Feb. 16, 1804: In a maneuver masterminded by Navy Commodore Edward Preble (1761-1807) of Portland, a group of sailors stage a surprise attack and set fire to the frigate USS Philadelphia, which had run aground the previous year off Tripoli and had been captured by Barbary pirates.
President Thomas Jefferson put Preble in charge of American efforts to stop the pirates from harassing shipping in the Mediterranean Sea despite the fact that Preble suffered from a longtime illness.
In the summer of 1804, buttressed by the loan of eight vessels from the Kingdom of the Two Sicilies, the commodore coordinates six attacks on Tripoli, the first of which results in hand-to-hand combat but also the capture of three Tripolitan gunboats.
Preble developed a reputation for being a firm commander who introduced many long-used Navy regulations and developing the officer corps that proved to be of critical importance to the United States in the War of 1812. His grave is in Portland’s Eastern Cemetery. Six U.S. Navy ships have borne his name, the most recent being a guided missile destroyer.

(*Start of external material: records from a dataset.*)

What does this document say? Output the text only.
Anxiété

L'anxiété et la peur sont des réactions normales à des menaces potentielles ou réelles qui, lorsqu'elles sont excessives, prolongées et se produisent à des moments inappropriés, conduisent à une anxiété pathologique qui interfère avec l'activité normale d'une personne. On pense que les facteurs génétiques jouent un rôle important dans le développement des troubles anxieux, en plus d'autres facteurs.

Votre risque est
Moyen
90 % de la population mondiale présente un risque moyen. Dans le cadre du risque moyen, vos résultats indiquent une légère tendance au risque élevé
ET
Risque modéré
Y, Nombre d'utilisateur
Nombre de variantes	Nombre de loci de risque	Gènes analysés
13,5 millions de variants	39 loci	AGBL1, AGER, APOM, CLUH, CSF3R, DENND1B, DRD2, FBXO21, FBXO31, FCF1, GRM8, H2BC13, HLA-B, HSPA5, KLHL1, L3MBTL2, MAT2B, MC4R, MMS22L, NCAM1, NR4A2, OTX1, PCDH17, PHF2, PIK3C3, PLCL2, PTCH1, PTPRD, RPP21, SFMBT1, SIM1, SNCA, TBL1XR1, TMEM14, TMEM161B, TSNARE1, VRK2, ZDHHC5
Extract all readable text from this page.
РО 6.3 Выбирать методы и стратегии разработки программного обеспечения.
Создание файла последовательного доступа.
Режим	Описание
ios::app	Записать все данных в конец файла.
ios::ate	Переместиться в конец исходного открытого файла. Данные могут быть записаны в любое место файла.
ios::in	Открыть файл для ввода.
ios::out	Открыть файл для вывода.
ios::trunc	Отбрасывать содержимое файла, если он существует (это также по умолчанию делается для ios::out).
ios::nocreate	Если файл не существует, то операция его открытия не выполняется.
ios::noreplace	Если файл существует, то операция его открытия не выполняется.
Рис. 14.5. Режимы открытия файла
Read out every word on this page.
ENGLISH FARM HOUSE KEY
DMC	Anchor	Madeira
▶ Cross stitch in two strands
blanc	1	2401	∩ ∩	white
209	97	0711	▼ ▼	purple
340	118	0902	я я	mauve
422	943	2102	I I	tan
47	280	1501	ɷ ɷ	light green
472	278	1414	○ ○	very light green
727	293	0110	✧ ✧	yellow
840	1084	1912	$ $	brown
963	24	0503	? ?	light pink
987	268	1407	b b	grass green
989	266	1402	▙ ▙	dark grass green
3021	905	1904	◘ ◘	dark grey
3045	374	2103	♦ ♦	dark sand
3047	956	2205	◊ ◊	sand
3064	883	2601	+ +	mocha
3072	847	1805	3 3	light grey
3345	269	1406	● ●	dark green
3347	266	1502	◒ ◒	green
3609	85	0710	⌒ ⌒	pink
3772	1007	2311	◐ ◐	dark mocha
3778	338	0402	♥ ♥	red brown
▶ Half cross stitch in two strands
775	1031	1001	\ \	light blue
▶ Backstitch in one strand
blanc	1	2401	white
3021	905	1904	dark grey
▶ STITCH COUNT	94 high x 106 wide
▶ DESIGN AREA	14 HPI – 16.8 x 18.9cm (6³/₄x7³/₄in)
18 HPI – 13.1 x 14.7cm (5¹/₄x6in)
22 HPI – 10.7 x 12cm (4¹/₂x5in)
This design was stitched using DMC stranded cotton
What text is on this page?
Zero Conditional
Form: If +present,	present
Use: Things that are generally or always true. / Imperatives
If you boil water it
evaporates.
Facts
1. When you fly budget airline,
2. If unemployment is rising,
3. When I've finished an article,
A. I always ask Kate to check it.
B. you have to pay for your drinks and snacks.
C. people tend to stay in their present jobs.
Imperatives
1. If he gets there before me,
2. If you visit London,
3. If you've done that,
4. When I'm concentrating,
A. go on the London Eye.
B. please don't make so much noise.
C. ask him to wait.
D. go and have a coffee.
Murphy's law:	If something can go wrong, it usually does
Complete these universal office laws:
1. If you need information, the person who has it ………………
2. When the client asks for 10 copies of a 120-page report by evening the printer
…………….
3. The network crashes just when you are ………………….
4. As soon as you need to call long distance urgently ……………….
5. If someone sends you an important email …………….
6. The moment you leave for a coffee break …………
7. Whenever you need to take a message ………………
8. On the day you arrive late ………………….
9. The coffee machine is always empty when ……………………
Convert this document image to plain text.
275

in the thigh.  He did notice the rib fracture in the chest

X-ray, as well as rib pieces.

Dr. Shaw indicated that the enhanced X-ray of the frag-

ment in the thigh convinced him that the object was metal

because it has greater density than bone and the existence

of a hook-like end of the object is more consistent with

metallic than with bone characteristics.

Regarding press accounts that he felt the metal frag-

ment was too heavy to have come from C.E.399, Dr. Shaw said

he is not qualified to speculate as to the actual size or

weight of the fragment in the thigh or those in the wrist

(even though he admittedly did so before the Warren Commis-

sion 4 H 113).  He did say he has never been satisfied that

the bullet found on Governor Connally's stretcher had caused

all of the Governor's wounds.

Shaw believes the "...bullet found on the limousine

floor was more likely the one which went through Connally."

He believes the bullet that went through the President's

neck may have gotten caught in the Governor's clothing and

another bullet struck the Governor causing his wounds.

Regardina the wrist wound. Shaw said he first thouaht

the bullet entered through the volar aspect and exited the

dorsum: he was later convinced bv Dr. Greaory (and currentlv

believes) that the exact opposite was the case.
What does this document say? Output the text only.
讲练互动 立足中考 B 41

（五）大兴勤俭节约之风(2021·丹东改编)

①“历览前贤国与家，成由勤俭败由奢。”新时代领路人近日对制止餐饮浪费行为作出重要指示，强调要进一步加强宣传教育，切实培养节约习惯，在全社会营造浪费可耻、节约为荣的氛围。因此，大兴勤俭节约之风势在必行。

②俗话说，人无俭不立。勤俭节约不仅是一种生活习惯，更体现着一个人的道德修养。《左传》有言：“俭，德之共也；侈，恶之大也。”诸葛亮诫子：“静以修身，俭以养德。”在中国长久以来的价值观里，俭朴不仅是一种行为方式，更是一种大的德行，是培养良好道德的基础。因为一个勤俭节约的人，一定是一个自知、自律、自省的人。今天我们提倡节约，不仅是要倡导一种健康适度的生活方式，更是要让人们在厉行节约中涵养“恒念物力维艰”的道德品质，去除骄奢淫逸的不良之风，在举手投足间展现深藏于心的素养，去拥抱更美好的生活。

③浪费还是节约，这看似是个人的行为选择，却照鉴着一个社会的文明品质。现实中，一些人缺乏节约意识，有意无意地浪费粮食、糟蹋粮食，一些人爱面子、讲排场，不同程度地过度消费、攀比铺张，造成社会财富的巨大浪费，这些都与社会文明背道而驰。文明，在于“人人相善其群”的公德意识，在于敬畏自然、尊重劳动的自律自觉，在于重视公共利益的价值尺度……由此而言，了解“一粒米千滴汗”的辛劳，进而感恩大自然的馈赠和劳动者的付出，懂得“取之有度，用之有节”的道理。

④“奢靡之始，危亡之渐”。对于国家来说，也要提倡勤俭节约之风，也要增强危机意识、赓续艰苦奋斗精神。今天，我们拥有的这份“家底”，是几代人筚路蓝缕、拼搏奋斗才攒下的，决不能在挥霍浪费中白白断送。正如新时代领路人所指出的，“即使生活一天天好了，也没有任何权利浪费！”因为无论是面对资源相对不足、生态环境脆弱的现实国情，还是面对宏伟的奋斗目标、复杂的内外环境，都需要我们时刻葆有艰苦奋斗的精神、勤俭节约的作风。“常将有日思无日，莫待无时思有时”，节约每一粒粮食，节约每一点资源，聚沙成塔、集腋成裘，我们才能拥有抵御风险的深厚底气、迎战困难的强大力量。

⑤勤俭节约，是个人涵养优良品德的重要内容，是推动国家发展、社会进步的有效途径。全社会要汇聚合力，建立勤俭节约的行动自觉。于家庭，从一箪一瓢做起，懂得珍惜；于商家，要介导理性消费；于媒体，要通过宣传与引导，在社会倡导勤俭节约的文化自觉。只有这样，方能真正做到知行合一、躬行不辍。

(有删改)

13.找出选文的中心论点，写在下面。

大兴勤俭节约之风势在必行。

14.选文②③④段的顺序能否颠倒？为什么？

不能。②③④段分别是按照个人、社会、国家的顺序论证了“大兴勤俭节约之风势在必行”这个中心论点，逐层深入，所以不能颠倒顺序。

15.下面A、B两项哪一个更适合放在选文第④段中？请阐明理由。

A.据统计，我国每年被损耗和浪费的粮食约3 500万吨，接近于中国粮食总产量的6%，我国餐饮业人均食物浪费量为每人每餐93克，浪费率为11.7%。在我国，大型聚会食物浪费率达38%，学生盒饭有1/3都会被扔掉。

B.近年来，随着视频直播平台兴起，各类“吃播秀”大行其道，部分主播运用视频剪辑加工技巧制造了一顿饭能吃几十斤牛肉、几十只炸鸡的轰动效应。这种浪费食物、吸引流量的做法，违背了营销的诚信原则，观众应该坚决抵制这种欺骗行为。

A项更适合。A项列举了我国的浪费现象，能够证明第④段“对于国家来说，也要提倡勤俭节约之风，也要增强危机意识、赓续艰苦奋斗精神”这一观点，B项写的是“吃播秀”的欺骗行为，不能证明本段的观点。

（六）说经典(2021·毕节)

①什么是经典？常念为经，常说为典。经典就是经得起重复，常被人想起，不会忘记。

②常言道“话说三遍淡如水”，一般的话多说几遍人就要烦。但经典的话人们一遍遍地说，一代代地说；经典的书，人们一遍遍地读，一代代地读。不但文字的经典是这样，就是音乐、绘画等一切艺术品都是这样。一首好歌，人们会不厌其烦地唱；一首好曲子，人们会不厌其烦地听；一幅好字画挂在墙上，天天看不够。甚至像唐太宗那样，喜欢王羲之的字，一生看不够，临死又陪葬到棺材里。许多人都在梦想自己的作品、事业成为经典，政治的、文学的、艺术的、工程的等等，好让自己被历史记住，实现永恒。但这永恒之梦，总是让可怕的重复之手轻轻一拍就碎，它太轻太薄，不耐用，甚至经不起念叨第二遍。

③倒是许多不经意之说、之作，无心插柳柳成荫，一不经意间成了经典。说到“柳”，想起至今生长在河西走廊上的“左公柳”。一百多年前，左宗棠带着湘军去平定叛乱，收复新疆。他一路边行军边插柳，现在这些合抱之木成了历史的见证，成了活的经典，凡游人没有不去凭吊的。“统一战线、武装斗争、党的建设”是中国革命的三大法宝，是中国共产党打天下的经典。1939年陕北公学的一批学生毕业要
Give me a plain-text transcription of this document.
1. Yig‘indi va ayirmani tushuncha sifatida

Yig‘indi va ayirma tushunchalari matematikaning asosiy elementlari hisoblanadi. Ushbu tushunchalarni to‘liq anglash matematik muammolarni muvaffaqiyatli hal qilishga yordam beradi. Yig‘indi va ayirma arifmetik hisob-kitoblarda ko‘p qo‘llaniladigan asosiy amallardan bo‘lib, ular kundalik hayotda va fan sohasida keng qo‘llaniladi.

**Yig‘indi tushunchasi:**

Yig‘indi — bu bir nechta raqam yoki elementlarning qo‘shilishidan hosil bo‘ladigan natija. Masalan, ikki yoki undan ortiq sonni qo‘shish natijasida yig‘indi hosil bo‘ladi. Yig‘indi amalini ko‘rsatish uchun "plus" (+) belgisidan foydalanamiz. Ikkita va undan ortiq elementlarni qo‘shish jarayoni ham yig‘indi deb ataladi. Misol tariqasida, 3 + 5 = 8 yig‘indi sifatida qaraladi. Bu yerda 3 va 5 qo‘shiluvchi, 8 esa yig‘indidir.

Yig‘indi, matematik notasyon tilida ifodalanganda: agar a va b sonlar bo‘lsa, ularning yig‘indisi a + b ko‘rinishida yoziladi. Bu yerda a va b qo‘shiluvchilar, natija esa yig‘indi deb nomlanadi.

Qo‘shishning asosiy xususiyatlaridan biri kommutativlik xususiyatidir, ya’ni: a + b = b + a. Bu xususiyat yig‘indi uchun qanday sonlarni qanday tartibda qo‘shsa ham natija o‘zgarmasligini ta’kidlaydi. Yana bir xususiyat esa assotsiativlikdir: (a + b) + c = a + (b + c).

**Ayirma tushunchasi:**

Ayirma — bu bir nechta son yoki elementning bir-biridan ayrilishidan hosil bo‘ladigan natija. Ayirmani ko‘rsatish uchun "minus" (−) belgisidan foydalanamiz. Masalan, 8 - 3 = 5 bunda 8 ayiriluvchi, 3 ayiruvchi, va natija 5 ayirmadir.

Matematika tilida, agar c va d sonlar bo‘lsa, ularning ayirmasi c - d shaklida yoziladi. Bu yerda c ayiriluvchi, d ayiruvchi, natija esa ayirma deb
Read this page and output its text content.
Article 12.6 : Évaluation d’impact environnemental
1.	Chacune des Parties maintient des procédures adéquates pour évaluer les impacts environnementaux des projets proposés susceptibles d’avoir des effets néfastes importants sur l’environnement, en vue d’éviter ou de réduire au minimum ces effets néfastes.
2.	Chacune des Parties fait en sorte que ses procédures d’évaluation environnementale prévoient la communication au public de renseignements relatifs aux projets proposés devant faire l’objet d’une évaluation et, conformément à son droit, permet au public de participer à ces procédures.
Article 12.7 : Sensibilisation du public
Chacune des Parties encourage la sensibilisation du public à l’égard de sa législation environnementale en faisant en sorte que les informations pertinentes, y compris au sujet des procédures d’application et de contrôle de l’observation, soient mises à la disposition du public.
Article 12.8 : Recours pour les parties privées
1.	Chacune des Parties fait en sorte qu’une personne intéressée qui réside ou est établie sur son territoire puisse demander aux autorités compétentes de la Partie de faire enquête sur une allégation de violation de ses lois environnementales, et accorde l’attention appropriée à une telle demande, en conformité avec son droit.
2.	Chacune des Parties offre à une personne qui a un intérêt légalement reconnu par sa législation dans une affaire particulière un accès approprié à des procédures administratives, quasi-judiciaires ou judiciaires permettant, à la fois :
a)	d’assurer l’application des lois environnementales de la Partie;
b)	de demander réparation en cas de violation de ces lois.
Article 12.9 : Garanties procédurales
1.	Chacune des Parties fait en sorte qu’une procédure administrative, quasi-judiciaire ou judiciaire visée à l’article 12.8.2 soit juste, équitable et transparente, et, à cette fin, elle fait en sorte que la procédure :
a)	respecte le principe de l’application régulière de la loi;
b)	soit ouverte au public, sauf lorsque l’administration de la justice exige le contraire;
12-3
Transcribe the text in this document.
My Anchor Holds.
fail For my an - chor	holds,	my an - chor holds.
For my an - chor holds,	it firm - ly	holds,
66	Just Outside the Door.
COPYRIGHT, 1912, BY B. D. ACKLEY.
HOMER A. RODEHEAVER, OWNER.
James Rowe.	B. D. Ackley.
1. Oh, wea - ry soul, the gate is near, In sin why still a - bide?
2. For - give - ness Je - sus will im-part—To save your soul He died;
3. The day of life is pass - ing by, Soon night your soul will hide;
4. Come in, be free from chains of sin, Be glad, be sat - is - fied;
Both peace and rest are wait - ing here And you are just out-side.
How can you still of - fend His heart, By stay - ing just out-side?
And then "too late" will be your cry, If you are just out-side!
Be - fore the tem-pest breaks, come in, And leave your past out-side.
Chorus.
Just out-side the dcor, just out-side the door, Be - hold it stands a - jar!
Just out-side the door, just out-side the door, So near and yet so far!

Feb. 16, 1816: Penobscot County, Maine’s ninth county, is formed from part of Hancock County. It is the last one formed before Maine separates from Massachusetts and becomes a state in 1820.
Feb. 16, 1952: More than 100 people emerge in Patten on foot and aboard snowmobiles, cars and trucks, following snowplows and bulldozers that had freed them from northern Maine logging camps after a Feb. 12 storm dumped 30 inches of wet, heavy snow on them.
The last to arrive are 10 woodsmen who were trapped behind 12-foot snowdrifts at an Eastern Corp. camp 45 miles northwest of Patten. Half of them trudged 4 miles on snowshoes through shoulder-deep snow to reach snowplows that were clearing the rest of the escape route.
Bush pilots dropped bundles of food at the camps to keep the stranded camp inhabitants fed until they could break out and reach civilization.
Feb. 16, 1956: The Rogers and Hammerstein movie musical “Carousel,” starring Shirley Jones and Gordon MacRae, is released.
The story is set in Boothbay Harbor, and much of the movie was filmed there and in Camden, Newcastle and Augusta.
Some of the movie’s scenes were filmed twice to accommodate two types of widescreen processing methods. Frank Sinatra was supposed to play the male lead in the movie, and he even had recorded the songs; but on the first day of production in 1955 he walked out, claiming he wasn’t being paid to act in two movies.
The movie’s lead female star, Jones, said Sinatra told her years later that the real reason he left Maine was because his wife at the time, Ava Gardner, was shooting a movie with Clark Gable in Africa and was threatening to have an affair with Gable if Sinatra didn’t join her immediately.
Gordon MacRae – fresh from his performance in the 1955 film version of the Rogers and Hammerstein musical “Oklahoma!” – was hired to take the place of Ol’ Blue Eyes. Critics generally give the film positive reviews, but evaluations of its performance in box office revenue are mixed.
Feb. 16, 2006: Seth Wescott, a Carrabassett Valley High School alumnus, wins a gold medal in men’s snowboard cross in the Olympic debut competition of that event, in Bardonecchia, Italy. The race was part of the 2006 Winter Olympics, hosted by the city of Turin.
Wescott wins a second gold medal in the event four years later at the 2010 Winter Olympics, held in and around Vancouver, British Columbia.
Wescott, who grew up in Farmington, began cross-country skiing at age 3, alpine skiing at 8 and snowboarding at 10.
His pre-Olympics training included big-mountain drops in Alaska, in which he rode a helicopter to the upper reaches of a mountain that hadn’t been ridden before, then rode his snowboard down uncharted slopes, including steep faces.